Detail of frieze at the Palazzo del Te (Alison Syme slide collection, FADIS database)

The surface and exterior of a building is the first thing you see when you come across it. From afar, you can begin to comprehend what it is you are looking at, and as you come up to it, you begin to piece together an understanding of the use and message of a building. It may be a cliché, but don’t necessarily read a book by its cover. At least not at first. If there is anything we can learn from the architects of the Renaissance, it is that the surface of a building can convey a very important array of messages and requires reflection and education.

The architect’s role during the Renaissance took on a lot of agency. The architect acted as teacher to the user and viewer of a building. The Renaissance being a time of expanded learning and knowledge, education was to be found everywhere – in books, in ruins, or in the new construction happening all over. Every new building was an opportunity for education and synthesis of knowledge. This practice becomes more important when we acknowledge that most buildings of the time had patrons commissioning them, with important messages needing to be passed on about them through their buildings.

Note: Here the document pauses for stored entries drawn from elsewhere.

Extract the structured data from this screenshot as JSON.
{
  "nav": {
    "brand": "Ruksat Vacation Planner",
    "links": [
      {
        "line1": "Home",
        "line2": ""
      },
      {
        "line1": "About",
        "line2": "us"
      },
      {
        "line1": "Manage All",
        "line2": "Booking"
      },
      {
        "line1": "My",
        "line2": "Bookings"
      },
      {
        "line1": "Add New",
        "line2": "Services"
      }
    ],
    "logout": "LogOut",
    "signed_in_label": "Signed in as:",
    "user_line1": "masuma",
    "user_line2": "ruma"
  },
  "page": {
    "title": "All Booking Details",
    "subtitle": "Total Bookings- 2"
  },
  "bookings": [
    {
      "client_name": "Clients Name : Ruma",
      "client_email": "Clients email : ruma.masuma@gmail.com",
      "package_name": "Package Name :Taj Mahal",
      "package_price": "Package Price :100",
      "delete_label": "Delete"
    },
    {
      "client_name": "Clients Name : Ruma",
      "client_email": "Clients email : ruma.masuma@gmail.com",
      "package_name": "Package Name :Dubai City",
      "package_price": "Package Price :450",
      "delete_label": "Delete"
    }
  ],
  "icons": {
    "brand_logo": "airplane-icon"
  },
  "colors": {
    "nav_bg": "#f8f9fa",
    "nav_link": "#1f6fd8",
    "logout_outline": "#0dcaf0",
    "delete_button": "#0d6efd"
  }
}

We will examine six different buildings over the next two modules, starting in Italy with the Palazzo del Te – a building challenging the ideals of classicism – and the Tempietto – a building that proclaimed many of those ideals for a very different purpose. We will then move eastwards and examine the royal palaces of Buda and Visegrad in Hungary, and compare their façades to those of two buildings in Italy, the churches of San Lorenzo and Santa Maria Novella to discuss the implications of refinishing medieval Gothic buildings with Renaissance exteriors.

The architects of the time were aware of the sudden surge in education and knowledge and were working towards applying that learning for all around. Those who had a strong education in the Classics were immediately aware of and sometimes challenged by what they saw, and those who were not as educated were getting an education every time they walked down the street and saw one of these buildings.